A pooled analysis of 4736 patients with metastatic RCC who had been treated on phase 2 and 3 clinical trials was conducted to investigate the impact of age and gender on survival. Patients were analysed by age: young (<50 years), intermediate (50-70 years), elderly (>70 years), and gender.

The analysis showed that there was no difference in overall survival by age or gender (21.0 vs 17.3 vs 20.0 months for elderly vs intermediate vs young, respectively and 19.8 vs 19.0 months for male vs female patients, respectively). Interestingly, progression-free survival was shorter in younger individuals compared with the intermediate age patients (6.0 vs 7.1 months), but similar for male and female. Although adverse events were more common in elderly patients, serious adverse events were similar between groups.
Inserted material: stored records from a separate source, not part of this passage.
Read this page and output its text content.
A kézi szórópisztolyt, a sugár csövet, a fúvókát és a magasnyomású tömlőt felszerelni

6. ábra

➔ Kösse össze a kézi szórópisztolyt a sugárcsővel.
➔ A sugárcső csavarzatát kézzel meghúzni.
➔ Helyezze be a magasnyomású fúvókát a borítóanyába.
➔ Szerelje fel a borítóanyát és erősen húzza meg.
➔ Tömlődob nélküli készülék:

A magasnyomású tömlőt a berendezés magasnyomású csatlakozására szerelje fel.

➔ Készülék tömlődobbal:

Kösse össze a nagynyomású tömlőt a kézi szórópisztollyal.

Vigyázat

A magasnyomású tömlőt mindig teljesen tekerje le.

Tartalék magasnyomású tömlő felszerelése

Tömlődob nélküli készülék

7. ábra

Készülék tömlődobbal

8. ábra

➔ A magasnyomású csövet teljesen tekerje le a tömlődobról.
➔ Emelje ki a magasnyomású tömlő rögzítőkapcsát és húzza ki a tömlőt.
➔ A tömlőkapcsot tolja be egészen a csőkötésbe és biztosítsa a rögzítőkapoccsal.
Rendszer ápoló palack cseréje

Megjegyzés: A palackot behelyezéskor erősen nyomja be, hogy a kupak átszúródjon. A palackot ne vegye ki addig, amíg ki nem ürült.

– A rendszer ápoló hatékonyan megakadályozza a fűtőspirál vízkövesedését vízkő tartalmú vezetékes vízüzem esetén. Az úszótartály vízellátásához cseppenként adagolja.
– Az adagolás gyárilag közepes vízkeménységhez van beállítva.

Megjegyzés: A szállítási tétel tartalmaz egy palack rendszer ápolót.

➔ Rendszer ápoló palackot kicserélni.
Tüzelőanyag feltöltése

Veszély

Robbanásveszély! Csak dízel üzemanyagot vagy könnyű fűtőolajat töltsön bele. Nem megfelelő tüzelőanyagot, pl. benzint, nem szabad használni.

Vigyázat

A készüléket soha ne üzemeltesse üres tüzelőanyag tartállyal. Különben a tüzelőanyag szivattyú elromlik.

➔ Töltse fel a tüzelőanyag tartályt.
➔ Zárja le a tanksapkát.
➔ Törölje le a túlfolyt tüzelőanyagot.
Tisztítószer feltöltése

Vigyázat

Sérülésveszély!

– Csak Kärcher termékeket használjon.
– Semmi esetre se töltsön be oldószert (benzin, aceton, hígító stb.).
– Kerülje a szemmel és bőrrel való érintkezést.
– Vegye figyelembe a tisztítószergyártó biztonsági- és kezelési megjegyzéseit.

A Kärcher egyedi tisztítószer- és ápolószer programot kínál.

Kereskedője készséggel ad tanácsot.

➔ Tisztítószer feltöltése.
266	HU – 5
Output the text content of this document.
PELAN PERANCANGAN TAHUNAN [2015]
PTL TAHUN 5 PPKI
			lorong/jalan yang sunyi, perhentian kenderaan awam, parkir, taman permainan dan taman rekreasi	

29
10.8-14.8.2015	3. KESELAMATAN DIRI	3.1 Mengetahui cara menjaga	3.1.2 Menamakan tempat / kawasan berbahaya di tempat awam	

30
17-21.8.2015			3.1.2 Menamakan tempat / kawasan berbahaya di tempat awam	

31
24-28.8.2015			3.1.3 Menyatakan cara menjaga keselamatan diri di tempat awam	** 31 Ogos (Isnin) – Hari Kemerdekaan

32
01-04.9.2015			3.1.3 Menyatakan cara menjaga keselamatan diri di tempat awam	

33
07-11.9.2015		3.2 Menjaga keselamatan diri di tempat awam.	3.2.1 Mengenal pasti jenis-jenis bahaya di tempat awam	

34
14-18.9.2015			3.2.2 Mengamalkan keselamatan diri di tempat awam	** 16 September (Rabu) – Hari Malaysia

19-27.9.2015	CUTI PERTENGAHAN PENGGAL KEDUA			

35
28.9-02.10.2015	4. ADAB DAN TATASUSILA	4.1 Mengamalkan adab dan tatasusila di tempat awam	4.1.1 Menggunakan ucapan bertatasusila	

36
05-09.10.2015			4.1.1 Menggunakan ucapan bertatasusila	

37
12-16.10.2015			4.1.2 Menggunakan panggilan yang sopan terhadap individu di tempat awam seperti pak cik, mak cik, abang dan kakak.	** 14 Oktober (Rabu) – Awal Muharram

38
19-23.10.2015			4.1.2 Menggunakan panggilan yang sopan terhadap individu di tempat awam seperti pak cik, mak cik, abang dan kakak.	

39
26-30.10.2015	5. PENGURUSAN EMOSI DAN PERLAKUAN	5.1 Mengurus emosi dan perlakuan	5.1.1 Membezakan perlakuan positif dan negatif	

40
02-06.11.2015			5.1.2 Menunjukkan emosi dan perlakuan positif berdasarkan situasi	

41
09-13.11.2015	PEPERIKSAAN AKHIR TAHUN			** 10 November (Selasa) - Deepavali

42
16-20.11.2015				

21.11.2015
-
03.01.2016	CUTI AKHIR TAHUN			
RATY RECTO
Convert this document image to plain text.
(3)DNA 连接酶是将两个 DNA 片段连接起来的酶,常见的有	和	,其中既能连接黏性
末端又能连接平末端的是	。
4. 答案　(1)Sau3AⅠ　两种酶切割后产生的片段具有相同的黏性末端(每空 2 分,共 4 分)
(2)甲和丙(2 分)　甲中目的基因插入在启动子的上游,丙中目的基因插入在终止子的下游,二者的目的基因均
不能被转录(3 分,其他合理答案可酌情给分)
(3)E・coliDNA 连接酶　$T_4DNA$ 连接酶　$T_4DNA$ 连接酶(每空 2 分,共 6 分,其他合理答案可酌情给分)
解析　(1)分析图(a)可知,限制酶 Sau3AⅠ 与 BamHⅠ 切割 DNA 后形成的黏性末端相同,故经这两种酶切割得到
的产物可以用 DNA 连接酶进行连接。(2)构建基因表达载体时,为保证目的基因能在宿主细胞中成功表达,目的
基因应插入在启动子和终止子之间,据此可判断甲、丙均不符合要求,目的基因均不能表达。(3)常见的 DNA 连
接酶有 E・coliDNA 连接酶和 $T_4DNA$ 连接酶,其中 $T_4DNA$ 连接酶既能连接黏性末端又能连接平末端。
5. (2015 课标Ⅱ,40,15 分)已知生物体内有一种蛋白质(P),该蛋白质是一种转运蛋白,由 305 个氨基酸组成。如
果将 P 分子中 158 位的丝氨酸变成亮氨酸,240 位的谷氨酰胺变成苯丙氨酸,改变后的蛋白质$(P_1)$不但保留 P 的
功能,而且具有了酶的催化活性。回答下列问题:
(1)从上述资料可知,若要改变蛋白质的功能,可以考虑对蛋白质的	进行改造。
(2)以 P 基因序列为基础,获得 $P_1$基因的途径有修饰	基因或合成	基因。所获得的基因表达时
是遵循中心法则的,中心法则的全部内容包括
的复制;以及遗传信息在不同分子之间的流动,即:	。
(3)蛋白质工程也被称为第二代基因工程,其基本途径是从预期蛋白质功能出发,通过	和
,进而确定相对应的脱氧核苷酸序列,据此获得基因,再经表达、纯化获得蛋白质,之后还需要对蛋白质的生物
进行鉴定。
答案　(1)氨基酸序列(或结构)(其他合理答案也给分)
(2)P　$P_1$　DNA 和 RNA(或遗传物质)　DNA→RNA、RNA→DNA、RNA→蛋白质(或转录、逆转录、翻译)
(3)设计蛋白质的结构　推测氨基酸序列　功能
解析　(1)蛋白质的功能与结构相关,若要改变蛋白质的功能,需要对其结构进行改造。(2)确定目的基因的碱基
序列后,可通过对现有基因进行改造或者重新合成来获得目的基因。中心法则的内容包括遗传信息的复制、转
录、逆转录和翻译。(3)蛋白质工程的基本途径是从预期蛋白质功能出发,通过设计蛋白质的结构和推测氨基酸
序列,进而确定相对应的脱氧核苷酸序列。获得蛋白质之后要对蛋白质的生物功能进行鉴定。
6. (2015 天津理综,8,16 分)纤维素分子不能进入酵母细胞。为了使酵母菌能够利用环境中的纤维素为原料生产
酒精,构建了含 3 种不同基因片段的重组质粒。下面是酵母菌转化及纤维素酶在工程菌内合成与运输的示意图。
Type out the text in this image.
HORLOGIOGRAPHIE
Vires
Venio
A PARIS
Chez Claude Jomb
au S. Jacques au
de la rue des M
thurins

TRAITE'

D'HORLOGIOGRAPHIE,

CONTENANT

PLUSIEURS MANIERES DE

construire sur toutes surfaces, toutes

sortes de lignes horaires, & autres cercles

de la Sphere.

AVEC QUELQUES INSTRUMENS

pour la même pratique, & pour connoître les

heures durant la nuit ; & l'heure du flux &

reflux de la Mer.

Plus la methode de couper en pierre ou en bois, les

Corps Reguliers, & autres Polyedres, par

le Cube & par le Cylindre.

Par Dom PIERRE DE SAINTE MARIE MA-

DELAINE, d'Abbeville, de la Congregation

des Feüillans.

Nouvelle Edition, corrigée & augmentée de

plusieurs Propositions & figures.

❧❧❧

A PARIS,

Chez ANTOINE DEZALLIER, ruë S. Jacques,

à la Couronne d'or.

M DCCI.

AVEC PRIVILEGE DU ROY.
In conclusion, understanding outcomes by age and gender is critical for individualised patient care. However, although age and gender do not necessarily impact cancer-specific outcomes, they can potentially impact toxicity of targeted therapies. Patients need to be aware of how they should be taking their medications, that they are reporting side effects, and they have been given clear instructions from their healthcare team regarding dose modifications in case of adverse events.